We debugged a bit and noticed the difference in how NewRoot and Root latency
and depth are computed. We were not sure they were leading to the same
queries to the SchedMod. You can see for example that in one instance it
queries with the machine instruction pointer, in the other with only the
machine instruction opcode:

TSchedModel.computeInstrLatency(Root)
TSchedModel.computeInstrLatency(NewRoot->getOpcode())

We made a local change that adds the new candidate instructions to the basic
block (with different output virtual register for the NewRoot), and then
ran the trace analysis on the modified BB. This allowed us to use the same
code for computing latency and depth of both NewRoot and Root. Still we did
not get the reduced latency value for the mult.

We asked Dave Estes to take a look at our reduced test and he may have found
a bug in SchedAlias,. He will bring it up to the community in a separate
discussion. With his fix now we can see the reduced mult latency and madd
being generated for the reduced test case. We are verifying the fix with
other complex tests.

But we still are left with this question about MachineCombiner: Shouldn't
the trace analysis run on a modified basic block that contains the new
candidate instructions and NewRoot/Root latency and depth be computed with
the same SchedMod apis? In our local change we rerun the trace analysis for
each candidate instruction we add to the basic block, and remove them from
the basic block if they are not profitable.

Thanks,
Ana.

From: "Ana Pazos" <apazos@codeaurora.org>
To: "Hal Finkel" <hfinkel@anl.gov>, "Mandeep Singh Grang" <mgrang@codeaurora.org>
Cc: llvmdev@cs.uiuc.edu
Sent: Friday, February 6, 2015 12:00:21 PM
Subject: RE: [LLVMdev] Question on Machine Combiner Pass

Hi Hal,

We came across many missed opportunities to generate madd
instructions in
AArch64.

In this particular test case, a mul instruction that feeds into a
madd
instruction as its accumulator should have a reduced latency. But
when
dumping MachineCombiner decisions we do not see the reduced latency
value
(should be 1).

We debugged a bit and noticed the difference in how NewRoot and Root
latency
and depth are computed. We were not sure they were leading to the
same
queries to the SchedMod. You can see for example that in one instance
it
queries with the machine instruction pointer, in the other with only
the
machine instruction opcode:

TSchedModel.computeInstrLatency(Root)
TSchedModel.computeInstrLatency(NewRoot->getOpcode())
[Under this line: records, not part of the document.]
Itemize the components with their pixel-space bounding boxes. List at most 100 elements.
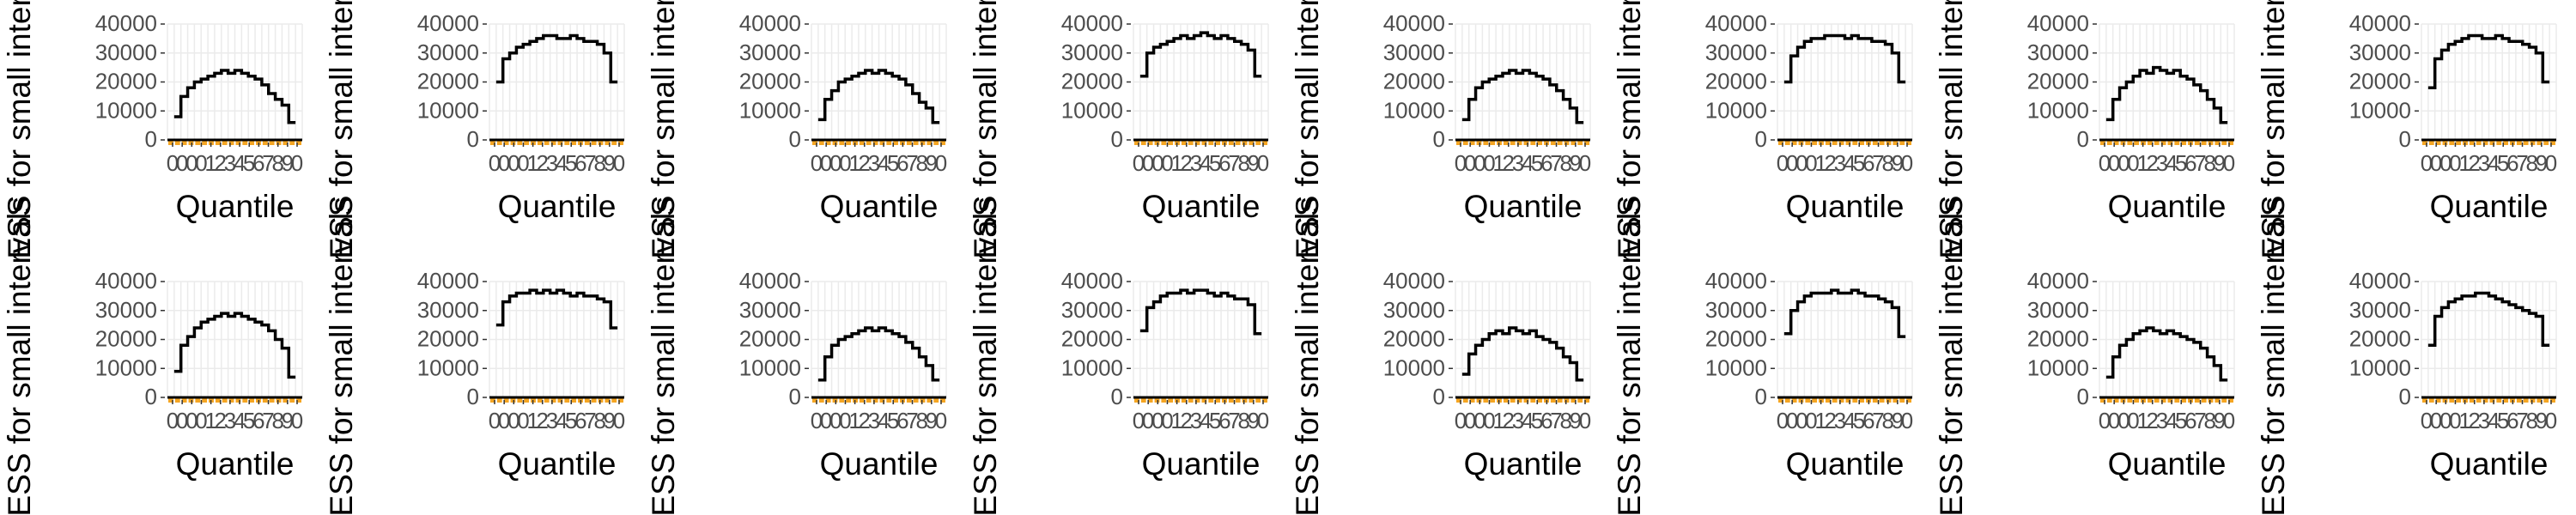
ess-bar <box>1147 396 1153 403</box>
ess-bar <box>2442 138 2448 145</box>
y-axis-title: ESS for small intervals <box>324 0 359 259</box>
ess-bar <box>537 396 543 403</box>
x-tick-label: 5 <box>1531 408 1543 433</box>
ess-bar <box>2550 138 2555 145</box>
x-tick-label: 2 <box>2147 408 2159 433</box>
x-tick-label: 0 <box>176 408 188 433</box>
x-tick-label: 0 <box>1901 408 1913 433</box>
x-tick-label: 3 <box>1190 408 1202 433</box>
y-axis-title: ESS for small intervals <box>646 197 681 515</box>
x-tick-label: 0 <box>1161 408 1173 433</box>
ess-bar <box>1483 138 1489 145</box>
x-tick-label: 0 <box>2117 150 2129 176</box>
x-tick-label: 2 <box>2147 150 2159 176</box>
x-tick-label: 0 <box>498 408 510 433</box>
ess-bar <box>2100 138 2105 145</box>
ess-bar <box>2449 396 2455 403</box>
x-tick-label: 5 <box>1209 150 1221 176</box>
y-tick-label: 0 <box>1111 384 1123 409</box>
chart-svg: 01000020000300004000000001234567890Quant… <box>2256 0 2557 259</box>
ess-bar <box>2181 396 2187 403</box>
ess-bar <box>209 396 214 403</box>
ess-bar <box>557 396 563 403</box>
ess-bar <box>839 396 845 403</box>
ess-bar <box>2181 138 2187 145</box>
chart-panel: 0 10000 20000 30000 40000 0 0 0 0 1 2 3 4 5 6 7 8 9 0 Quant… <box>1610 197 1932 515</box>
ess-bar <box>2228 396 2233 403</box>
x-tick-label: 0 <box>2421 408 2433 433</box>
ess-bar <box>591 138 597 145</box>
ess-bar <box>1497 138 1502 145</box>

I think that the idea is that what is currently done computes a minimal modification to the existing analysis. Perhaps this is not true, however.

We made a local change that adds the new candidate instructions to
the basic
block (with different output virtual register for the NewRoot), and
then
ran the trace analysis on the modified BB. This allowed us to use the
same
code for computing latency and depth of both NewRoot and Root. Still
we did
not get the reduced latency value for the mult.

We asked Dave Estes to take a look at our reduced test and he may
have found
a bug in SchedAlias,. He will bring it up to the community in a
separate
discussion. With his fix now we can see the reduced mult latency and
madd
being generated for the reduced test case. We are verifying the fix
with
other complex tests.

Okay, sounds good.

But we still are left with this question about MachineCombiner:
Shouldn't
the trace analysis run on a modified basic block that contains the
new
candidate instructions and NewRoot/Root latency and depth be computed
with
the same SchedMod apis? In our local change we rerun the trace
analysis for
each candidate instruction we add to the basic block, and remove them
from
the basic block if they are not profitable.

I assume this was not done because of compile-time concerns. Does this scale as (N^2)*(# candidates) in the size of the BB?